Breaking the Language Barrier

Julie Damman

This year, Baxter High School had a major shift in the curriculum when they decided to offer Spanish classes online. From new instructors to different lessons, the Spanish curriculum has posed many challenges for a large portion of Baxter’s students. 

With the events of 2020, students should be no stranger to online classes, so why is this class so difficult? Jocelyn Harder, 10, says “The course being online has certainly been the hardest thing about it.  There hasn’t really been any theme to the units, so it has been hard finding a groove and connections between the vocabulary terms and lessons.  Because of COVID last year and hybrid-learning, I found out that I don’t do well with online classes.” Many students would agree with Harder’s statement about online classes. There are many different ways to learn, but for some learning and understanding, a new concept doesn’t happen easily over a computer screen, especially with a new language. It is extremely difficult to learn correct pronunciation just by listening to an audio recording. Also, there are a handful of students who benefit from one on one instruction from an in-person teacher. The class being online hasn’t been the only obstacle to overcome. Adison Bonney, 9, says “The most difficult thing for me is the fact that we don’t get to re-do any exams. If I could change one thing about the new Spanish curriculum I would allow retakes on the exams.” Tests are worth 20% of a student’s unit grade and after being conditioned for retakes through the SRG grading system, the loss of that privilege is certainly a major adjustment and source of stress for those taking Spanish classes. It forces everyone to have all the new information memorized, and without notes or a second chance, this is a huge change for everyone. For these reasons and others, a large number of students opted out of Spanish for different elective classes. Harder commented “Once I heard the class was online, and after those first few days of struggle, there were definitely temptations to drop out. Ultimately, it was the challenge and the learning skills I would develop from having an online class that kept me going. It also helped that I backed up a couple of lessons and began working where we left off last year.” Harder hasn’t been the only student to power through the struggle. Whether it be for a future job, college applications, or for another reason, a handful of other students have found the determination in them to continue the class for the remainder of the year. 

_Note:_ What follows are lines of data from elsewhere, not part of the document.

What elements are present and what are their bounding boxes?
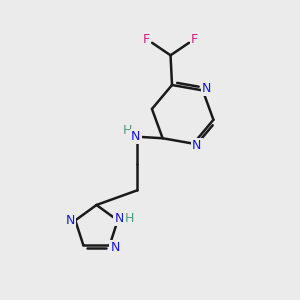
Text: F: F <box>191 33 198 46</box>
Text: F: F <box>143 33 150 46</box>
Text: N: N <box>202 82 211 95</box>
Text: N: N <box>115 212 124 225</box>
Text: N: N <box>110 241 120 254</box>
Text: N: N <box>65 214 75 227</box>
Text: H: H <box>124 212 134 224</box>
Text: N: N <box>192 139 202 152</box>
Text: N: N <box>131 130 141 143</box>
Text: H: H <box>123 124 133 137</box>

With new challenges come innovative solutions. With all these changes how can students possibly be successful? Bonney says “Studying with Quizlet and flashcards definitely helps and it may sound cliche but my family helps too. And the fact that all the lessons are organized on one website helps keep me on track.” The expectations of the online curriculum have forced students to explore different methods for studying, and finding that studying rhythm has been a critical factor in the success of Spanish students. In addition to practice, focusing on the positive side of a difficult situation can also improve student success. There may be a lot of challenges, but students have also found surprising benefits from this seemingly difficult class. Harder explains, “This class has surprisingly been somewhat a highlight of my day.  I can just put in my earbuds, listen to my favorite tunes, and power through the lessons. I can also work at my own pace which keeps me busy. I can focus better without a lot of downtime which is also a beneficial aspect of this class.” With all the struggles that students face with having Spanish online, they have found ways to overcome the challenges and make the best of the difficult situation.